Автомобиль чуть обогнал косарей.
— Ну, брат, удивил! Америка, да и только! — шумно восторгался Шаляпин, хотя, в сущности, его это мало интересовало. — Бог в помощь! — крикнул он громовым голосом.
Тракторист вздрогнул и снял фуражку, даже трактор чихнул синим дымком и слегка приподнялся на дыбы, Иван не оглянулся.
— Это что за карбонарий? — поинтересовался Шаляпин.
— Ты недалек от истины. Тесть вытащил его из острога.
— Убил, что ль, кого?
— До этого не дошло. Но пошалил в девятьсот пятом крепко.
— А-а!.. Вот не знал, что Сатин сочувствует революционерам.
— Тут дело романтическое. Он жених Наташиной горничной Марины. Ты ее видел: статная, с жемчужными глазами. Наташа души в ней не чает. Старик ездил к губернатору.
— Что она нашла в этом оглоеде?
— Ты ее спроси…
Шаляпину уже надоело обозревать нивы, пажити, луга, стада новоявленного помещика.
— Может, сыроварню и конезавод посмотрим в другой раз? — обратился он к Рахманинову. — Что-то к щам потянуло.
— У меня нет ни сыроварни, ни конезавода…
— Ни чувства юмора, — закончил Шаляпин. — Поехали домой. Сколько ты можешь выжать из своего драндулета?

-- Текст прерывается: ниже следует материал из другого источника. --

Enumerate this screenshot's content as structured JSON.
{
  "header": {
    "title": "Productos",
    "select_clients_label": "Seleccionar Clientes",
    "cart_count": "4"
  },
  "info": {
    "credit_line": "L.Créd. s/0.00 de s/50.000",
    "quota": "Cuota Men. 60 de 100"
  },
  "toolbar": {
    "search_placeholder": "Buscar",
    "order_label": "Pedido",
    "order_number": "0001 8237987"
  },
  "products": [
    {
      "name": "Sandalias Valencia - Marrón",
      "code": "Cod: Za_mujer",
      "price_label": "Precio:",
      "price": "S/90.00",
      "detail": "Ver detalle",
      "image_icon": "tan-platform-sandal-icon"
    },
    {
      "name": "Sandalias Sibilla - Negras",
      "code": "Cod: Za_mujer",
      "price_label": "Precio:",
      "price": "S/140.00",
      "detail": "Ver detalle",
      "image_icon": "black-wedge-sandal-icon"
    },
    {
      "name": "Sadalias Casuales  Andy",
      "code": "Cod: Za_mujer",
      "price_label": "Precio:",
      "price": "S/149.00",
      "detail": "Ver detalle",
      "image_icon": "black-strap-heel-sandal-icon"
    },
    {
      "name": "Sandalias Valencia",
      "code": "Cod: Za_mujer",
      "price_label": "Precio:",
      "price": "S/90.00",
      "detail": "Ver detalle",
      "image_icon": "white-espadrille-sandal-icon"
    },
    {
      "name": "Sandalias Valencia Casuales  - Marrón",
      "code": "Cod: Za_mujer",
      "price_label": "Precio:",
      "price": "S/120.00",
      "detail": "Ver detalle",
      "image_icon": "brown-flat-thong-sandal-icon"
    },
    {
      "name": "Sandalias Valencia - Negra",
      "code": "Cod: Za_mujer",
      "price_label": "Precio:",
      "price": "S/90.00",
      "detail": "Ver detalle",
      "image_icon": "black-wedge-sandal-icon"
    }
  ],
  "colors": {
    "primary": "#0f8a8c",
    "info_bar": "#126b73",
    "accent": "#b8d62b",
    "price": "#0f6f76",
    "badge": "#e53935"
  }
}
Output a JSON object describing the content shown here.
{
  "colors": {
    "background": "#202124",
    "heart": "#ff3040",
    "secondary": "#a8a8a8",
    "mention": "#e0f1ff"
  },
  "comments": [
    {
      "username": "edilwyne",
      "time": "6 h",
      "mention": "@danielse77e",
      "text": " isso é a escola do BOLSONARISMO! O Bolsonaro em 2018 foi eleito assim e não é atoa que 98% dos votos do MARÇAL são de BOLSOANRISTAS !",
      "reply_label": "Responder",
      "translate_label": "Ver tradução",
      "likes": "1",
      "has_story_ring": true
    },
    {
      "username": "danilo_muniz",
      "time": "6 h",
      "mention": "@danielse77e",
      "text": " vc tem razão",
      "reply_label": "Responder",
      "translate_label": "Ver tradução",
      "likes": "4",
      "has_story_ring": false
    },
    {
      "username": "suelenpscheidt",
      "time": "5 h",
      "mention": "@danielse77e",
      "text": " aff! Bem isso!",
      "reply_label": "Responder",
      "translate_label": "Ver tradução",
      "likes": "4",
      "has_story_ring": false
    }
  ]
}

— У него неисправен карбюратор и, по-моему, забрасывает свечи… — очень серьезно начал Рахманинов. — Я просил срочно прислать механика…
— Музыки! — завопил Шаляпин. — Музыки хочу. И щей! Я не могу больше слышать о «фордзонах», карбюраторах, покосах, удоях к птичьем гуано. Молчи и жми на… карбюратор! — закончил с громовым смехом.
И Рахманинов скупо усмехнулся, хотя был несколько задет: он не любил насмешек над своим хозяйством, относясь к нему с полной серьезностью. Он прибавил скорость, наслаждаясь бегом машины, своим ловким уверенным вождением, и снисходительно прислушивался к «трепотне» Федора.